Use mathematical induction to show that when \(n\) is an exact power of \(2\), the solution of the recurrence

\[T(n) = \begin{cases} 2 & \text{if } n = 2, \\ 2T(n/2) + n & \text{if } n = 2^k, \text{for } k > 1. \end{cases}\]

is \(T(n) = n\lg n\)

Base Case

When \(n = 2\), \(T(2) = 2 = 2 \lg 2\). So, the solution holds for the initial step.

Inductive Step

Let’s assume that there exists a \(k\), greater than 1, such that \(T(2^k) = 2^k \lg 2^k\). We must prove that the formula holds for \(k + 1\) too, i.e. \(T(2^{k + 1}) = 2^{k + 1} \lg 2^{k + 1}\).

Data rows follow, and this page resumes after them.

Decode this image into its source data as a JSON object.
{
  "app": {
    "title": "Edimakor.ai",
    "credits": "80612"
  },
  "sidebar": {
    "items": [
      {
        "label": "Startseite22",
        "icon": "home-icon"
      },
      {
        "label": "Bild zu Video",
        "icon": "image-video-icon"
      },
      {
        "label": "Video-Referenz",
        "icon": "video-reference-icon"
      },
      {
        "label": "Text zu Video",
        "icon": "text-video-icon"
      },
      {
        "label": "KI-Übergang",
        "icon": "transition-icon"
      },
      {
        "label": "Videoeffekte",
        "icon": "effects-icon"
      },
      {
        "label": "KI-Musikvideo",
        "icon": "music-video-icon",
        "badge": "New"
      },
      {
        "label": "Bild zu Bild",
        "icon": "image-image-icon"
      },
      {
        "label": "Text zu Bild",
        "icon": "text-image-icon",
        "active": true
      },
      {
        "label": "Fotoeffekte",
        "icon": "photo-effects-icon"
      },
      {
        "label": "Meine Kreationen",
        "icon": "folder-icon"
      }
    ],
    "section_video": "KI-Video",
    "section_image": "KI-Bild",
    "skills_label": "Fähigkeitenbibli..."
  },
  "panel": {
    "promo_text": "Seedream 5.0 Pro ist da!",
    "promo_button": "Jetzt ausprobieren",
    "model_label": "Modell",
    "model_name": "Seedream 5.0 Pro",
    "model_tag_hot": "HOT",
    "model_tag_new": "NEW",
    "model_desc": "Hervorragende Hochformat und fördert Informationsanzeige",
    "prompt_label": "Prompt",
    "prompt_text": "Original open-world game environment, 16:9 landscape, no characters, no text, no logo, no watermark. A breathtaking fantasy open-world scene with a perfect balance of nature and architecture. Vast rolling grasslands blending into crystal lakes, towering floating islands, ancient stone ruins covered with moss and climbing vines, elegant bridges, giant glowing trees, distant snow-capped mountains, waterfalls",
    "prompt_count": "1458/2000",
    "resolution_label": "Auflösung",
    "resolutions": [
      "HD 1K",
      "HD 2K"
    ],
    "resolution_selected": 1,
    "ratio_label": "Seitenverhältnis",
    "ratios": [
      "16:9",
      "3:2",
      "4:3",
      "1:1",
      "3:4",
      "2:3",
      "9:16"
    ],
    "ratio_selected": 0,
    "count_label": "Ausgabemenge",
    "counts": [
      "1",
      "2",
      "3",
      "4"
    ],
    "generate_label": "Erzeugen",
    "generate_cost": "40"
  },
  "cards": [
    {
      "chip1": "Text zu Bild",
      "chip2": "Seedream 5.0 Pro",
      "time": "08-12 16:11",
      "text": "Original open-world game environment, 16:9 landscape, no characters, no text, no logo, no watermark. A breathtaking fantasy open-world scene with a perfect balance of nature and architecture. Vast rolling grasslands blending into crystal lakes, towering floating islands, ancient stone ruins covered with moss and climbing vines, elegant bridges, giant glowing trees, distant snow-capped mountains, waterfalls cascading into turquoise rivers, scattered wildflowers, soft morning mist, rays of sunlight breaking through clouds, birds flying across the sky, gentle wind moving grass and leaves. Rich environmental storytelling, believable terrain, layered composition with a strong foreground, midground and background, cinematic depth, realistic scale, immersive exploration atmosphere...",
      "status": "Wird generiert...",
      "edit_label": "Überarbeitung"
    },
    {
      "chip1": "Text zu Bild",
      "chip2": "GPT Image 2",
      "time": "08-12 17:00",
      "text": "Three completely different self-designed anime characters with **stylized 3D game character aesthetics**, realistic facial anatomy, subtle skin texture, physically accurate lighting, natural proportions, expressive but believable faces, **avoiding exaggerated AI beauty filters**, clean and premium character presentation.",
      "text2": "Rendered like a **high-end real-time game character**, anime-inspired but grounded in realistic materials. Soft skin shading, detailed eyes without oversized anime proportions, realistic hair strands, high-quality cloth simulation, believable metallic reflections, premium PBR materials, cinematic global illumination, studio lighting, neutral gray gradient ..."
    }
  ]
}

From our recurrence formula,

\[\begin{aligned} T(2^{k + 1}) & = 2T(2^{k + 1}/2) + 2^{k + 1} \\ & = 2T(2^k) + 2 \cdot 2^k \\ & = 2 \cdot 2^k \lg 2^k + 2 \cdot 2^k \\ & = 2 \cdot 2^k (\lg 2^k + 1) \\ & = 2^{k + 1} (\lg 2^k + \lg 2) \\ & = 2^{k + 1} \lg 2^{k + 1} \end{aligned}\]

This completes the inductive step.

Since both the base case and the inductive step have been performed, by mathematical induction, the statement \(T(n) = n\lg n\) holds for all \(n\) that are exact power of 2.